Optimal control of heterogeneous mean-field stochastic differential equations with common noise and applications to financial models
Filippo de Feo, Samy Mekkaoui
TL;DR
The paper addresses optimal control for heterogeneous mean-field SDEs with common noise by formulating a linear-quadratic problem over a continuum of agents indexed by $u\in I$. It develops a novel infinite-dimensional backward Riccati system on the Hilbert spaces $L^2(I;\mathbb{R}^d)$ and $L^2(I\times I;\mathbb{R}^{d\times d})$, proves existence/uniqueness, and derives an explicit feedback form for the optimal control via a fundamental relation.
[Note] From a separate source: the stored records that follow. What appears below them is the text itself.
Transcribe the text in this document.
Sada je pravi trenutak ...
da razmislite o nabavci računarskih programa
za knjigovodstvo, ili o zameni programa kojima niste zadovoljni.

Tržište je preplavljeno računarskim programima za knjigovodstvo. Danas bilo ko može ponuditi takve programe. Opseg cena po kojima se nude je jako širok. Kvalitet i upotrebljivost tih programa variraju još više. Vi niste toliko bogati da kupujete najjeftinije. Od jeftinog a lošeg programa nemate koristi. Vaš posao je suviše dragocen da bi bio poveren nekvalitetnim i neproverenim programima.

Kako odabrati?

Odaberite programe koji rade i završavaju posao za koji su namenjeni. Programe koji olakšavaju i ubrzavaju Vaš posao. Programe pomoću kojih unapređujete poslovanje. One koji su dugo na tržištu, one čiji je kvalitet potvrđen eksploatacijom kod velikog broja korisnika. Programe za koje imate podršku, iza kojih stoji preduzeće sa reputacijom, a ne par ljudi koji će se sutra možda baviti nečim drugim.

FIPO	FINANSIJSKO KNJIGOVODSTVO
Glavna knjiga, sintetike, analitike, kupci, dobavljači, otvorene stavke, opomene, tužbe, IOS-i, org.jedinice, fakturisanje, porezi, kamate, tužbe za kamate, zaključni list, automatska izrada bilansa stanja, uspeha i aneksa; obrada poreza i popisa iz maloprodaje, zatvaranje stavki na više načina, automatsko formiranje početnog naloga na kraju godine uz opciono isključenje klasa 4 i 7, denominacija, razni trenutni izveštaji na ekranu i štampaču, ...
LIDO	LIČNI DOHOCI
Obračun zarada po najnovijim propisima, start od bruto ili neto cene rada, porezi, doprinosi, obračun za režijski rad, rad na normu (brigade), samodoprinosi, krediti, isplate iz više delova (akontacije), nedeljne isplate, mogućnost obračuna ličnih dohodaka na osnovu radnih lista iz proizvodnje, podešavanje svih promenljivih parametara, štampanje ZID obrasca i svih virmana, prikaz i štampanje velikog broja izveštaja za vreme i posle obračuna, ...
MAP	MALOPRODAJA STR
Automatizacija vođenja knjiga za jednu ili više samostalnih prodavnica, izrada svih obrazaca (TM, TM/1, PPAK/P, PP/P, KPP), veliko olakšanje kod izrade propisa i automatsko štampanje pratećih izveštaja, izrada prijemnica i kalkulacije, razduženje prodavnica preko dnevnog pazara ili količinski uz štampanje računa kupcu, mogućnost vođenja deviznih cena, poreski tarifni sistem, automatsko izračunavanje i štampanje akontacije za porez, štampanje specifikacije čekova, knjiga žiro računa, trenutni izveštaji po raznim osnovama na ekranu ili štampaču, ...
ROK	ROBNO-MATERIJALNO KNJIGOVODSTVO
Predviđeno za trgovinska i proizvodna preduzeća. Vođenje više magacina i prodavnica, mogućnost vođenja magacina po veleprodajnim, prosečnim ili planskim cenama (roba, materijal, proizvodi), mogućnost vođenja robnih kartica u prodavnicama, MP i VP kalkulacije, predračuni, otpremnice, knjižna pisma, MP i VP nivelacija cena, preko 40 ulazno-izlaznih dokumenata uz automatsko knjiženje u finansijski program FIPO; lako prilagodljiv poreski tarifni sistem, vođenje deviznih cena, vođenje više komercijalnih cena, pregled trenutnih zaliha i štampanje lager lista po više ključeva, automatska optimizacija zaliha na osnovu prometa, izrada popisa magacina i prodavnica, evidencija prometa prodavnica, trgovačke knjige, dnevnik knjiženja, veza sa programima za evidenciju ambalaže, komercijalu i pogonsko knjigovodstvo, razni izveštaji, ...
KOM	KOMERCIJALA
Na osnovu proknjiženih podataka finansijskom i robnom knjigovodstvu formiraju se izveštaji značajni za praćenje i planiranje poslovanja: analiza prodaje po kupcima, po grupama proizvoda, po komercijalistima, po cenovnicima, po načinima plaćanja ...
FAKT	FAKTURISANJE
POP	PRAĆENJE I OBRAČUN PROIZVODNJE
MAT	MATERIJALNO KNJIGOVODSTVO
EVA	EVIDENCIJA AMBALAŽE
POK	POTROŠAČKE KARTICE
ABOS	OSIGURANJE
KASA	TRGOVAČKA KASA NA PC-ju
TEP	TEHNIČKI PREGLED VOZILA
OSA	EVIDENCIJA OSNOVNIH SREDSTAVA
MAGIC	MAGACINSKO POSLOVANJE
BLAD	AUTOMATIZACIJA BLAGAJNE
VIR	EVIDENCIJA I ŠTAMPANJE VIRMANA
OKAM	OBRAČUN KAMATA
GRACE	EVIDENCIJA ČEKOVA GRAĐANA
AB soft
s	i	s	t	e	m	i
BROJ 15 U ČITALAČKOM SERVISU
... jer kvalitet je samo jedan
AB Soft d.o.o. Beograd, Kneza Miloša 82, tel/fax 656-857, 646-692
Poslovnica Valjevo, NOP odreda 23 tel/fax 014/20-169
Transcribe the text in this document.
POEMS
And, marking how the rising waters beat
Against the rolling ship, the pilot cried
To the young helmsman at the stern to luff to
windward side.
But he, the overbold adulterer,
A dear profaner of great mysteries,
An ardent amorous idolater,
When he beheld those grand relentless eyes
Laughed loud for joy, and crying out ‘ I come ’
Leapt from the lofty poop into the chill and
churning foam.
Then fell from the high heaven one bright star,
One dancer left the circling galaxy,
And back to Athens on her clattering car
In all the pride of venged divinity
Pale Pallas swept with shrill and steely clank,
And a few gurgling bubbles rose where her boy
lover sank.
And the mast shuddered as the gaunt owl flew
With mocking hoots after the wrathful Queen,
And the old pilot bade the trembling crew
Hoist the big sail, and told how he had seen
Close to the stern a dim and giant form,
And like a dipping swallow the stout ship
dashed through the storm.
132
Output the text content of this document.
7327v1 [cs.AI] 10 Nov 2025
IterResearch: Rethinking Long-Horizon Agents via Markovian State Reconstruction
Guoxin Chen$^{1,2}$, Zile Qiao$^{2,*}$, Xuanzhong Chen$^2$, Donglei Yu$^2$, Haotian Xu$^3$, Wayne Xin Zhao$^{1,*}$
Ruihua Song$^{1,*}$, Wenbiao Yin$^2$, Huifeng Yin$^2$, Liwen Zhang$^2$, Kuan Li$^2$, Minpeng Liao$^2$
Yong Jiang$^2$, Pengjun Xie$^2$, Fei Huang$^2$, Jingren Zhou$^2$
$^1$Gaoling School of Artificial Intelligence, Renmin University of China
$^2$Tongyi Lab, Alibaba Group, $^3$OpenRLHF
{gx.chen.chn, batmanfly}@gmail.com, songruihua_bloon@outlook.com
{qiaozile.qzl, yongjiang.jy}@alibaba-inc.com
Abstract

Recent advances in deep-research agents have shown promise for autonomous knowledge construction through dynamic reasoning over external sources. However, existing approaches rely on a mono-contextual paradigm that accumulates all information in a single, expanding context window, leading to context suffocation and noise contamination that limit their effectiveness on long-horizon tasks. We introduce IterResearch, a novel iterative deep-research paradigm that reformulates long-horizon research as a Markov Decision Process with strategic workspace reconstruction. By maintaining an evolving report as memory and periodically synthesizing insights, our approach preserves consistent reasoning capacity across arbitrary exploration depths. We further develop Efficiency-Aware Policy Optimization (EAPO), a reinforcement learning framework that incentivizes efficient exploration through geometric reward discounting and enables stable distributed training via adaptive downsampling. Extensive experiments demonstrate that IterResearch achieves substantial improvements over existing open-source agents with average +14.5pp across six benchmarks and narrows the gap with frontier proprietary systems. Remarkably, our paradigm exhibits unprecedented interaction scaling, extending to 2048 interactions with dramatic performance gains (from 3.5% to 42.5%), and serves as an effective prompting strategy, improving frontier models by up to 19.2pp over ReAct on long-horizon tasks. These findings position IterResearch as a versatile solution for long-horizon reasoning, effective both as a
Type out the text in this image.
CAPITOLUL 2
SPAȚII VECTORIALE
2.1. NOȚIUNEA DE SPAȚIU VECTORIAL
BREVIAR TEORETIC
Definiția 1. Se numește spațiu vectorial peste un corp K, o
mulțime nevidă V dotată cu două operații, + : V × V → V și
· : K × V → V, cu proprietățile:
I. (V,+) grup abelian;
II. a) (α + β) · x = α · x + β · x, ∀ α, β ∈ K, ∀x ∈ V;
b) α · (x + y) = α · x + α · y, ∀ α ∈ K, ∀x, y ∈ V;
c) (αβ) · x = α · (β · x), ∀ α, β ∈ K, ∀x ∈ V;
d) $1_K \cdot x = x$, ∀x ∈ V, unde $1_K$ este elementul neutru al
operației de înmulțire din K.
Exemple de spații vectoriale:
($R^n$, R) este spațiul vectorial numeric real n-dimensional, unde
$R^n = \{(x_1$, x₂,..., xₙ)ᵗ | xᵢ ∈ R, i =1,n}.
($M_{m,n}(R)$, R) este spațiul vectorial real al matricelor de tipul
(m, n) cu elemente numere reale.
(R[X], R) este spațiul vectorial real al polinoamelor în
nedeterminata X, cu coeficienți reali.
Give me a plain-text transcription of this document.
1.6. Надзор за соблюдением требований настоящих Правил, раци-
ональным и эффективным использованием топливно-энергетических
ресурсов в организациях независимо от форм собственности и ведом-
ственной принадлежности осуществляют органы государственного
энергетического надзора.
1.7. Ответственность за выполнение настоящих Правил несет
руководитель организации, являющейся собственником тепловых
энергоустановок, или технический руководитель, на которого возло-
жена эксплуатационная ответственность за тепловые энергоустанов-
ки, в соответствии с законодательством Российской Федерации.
The authors apply the framework to two financial problems—optimal trading with heterogeneous participants and systemic risk among heterogeneous banks—yielding concrete expressions for the optimal control and the value function in terms of the Hilbert-space Riccati variables. This work extends linear-quadratic mean-field control to settings with heterogeneity and common shocks, enabling tractable analysis of coordinated strategies and systemic risk in large-scale, graphon-interacting populations with randomness at both the idiosyncratic and aggregate levels.
Abstract
Optimal control of heterogeneous mean-field stochastic differential equations with common noise has not been addressed in the literature. In this work, we initiate the study of such models. We formulate the problem within a linear-quadratic framework, a particularly important class in control theory, typically renowned for its analytical tractability and broad range of applications. We derive a novel system of backward stochastic Riccati equations on infinite-dimensional Hilbert spaces. As this system is not covered by standard theory, we establish existence and uniqueness of solutions. We explicitly characterize the optimal control in term of the solution of such system. We apply these results to solve two problems arising in mathematical finance: optimal trading with heterogeneous market participants and systemic risk in networks of heterogeneous banks.